Friday, December 4, 2009

More thoughts on food

I've decided that the quintessential Southern food is not a food, but a drink: sweet tea. It's ice tea with a few tablespoons of sugar. If you can still taste the tea, it aint sweet enough to be called sweet tea -- you should only be able to taste the sugar. People joke that you know that there's enough sugar in it when you can drop a spoon into the glass and it stands upright.

Sweat tea is served as if it were water here. At my company's holiday party every place setting had both water and tea. At restaurants the sweet tea options are featured prominently at the top of the menu -- fruit flavoring is added. This wiki article does a good job describing the Southern sweet tea obsession.

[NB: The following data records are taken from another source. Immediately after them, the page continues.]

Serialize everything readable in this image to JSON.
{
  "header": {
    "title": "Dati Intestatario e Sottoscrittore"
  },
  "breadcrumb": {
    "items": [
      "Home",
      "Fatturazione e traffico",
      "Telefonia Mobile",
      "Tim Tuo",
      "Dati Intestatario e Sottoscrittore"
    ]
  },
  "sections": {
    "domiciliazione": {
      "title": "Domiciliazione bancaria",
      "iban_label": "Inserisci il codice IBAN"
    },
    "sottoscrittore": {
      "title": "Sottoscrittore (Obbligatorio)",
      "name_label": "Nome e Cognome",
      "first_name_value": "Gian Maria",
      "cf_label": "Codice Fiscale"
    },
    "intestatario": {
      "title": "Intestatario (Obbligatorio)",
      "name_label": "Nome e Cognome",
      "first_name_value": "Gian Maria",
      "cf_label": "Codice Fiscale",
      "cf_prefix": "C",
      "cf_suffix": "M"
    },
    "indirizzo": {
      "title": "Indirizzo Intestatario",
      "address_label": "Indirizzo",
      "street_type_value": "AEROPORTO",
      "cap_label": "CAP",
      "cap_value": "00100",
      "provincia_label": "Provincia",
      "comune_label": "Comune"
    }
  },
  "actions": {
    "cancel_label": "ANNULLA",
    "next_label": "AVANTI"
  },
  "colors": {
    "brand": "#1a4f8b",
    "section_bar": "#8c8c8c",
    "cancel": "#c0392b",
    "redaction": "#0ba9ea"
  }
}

The other major regional difference is the total lack of bagels here. The truth is that it's an ethnic food -- you can only find them in cities with Jews. But in those cities, its popularity transcends the Jews. Apparently people have tried to open Manhattan Bagel type cafes/restaurants in Montgomery, but they always failed. The supermarkets sell Philadelphia Cream Cheese, but I'm not sure what exactly you're supposed to use it for without any bagels (ok, I realize that cream cheese is an ingredient in other foods, but it's still strange that the primary food it goes with is missing). That reminds me of when I was in Florence. The breakfast buffet at my hotel had Philadelphia Cream Cheese, but now bagels. Really, what were you supposed to do with the cream cheese? Put it on bread?

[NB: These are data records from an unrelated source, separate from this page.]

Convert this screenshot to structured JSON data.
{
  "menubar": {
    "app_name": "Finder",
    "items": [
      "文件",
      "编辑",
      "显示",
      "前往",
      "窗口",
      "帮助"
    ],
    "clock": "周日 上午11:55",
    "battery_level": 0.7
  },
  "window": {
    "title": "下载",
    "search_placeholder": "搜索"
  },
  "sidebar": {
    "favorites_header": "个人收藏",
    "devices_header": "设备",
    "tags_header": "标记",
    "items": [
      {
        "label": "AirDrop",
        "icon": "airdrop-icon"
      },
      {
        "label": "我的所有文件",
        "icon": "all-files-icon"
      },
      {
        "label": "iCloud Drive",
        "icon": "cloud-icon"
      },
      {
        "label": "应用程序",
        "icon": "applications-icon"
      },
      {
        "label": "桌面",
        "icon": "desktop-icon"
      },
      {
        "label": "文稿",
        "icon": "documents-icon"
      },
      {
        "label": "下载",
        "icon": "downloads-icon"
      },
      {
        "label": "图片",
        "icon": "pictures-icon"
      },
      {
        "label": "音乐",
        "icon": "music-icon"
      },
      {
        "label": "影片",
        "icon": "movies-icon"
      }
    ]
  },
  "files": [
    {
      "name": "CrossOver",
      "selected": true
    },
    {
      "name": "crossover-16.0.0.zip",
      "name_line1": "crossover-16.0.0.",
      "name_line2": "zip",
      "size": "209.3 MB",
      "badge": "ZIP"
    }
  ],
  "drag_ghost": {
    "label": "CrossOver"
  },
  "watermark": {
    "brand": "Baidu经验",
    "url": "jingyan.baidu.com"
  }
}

I've done some mail ordering from DiBruno Brothers; Zabars will follow soon.


Tuesday, December 1, 2009

Montgomery Symphony Orchestra

Last week I attend a concert of the Montgomery Symphony Orchestra. It was without a doubt the worst classical music performance I have ever heard. Half the instruments were out of tune, the string playing sounded like cats being thrown into a fire, mistakes galore, etc. I was wincing non-stop throughout the performance. I really tried not to, but I couldn't help myself -- every time the violins played it felt like I was getting kicked in the balls.

If the local newspaper were to have written a review of the concert, I don't know what they would have done. If you have any kind of integrity as a journalist you would have to point out just how mediocre the orchestra is, but doing so would probably make you pretty unpopular in a small town.

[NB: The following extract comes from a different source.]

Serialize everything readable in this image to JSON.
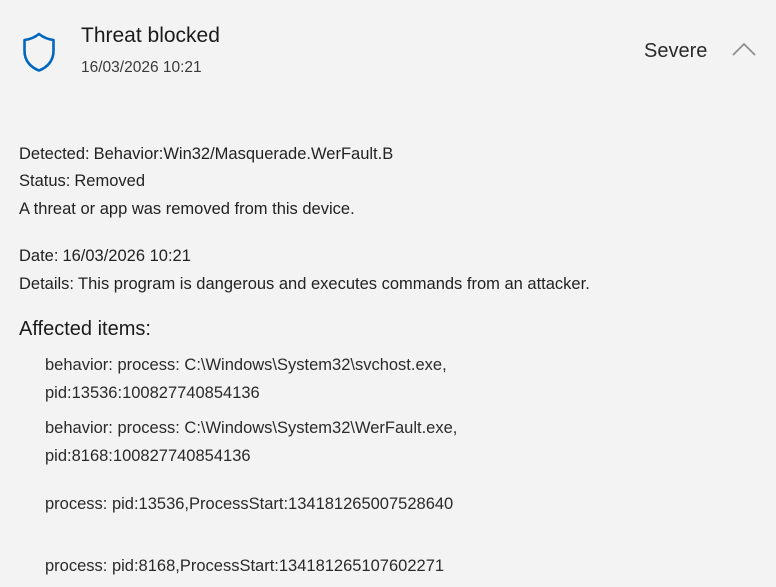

The only hope for the Orchestra is to fold and regroup as a chamber orchestra. Being a smaller sized ensemble will allow them to ditch most of the bad musicians, perform in a smaller hall that has better acoustics (the Orchestra plays in a 1930s movie palace that makes The Academy of Music sound like the Amsterdam Concertgebouw), and provide more rehearsal time.

A lot of what the Orchestra plays is "pops" music, and in some ways that does a bigger disservice to listeners than butchering Beethoven and Brahms. Gershwin requires the same virtuosity as Mahler (a real treat are the Cleveland Orchestra's three Gershwin recordings -- one, two and three -- the best being Maazel conducting the tone poems). I really wish these small town bands would stick with crapping on Mozart and Dvorak -- at least there are many excellent recordings that you can quickly cleanse your ears with.

The fact that people live in denial of the Montgomery Orchestra's mediocrity is a testament to how desirable having an orchestra is -- it's one of the marks that you're a major city. Philadelphians should be a little more appreciative and supportive of their orchestra, especially considering it is one of the best in the world.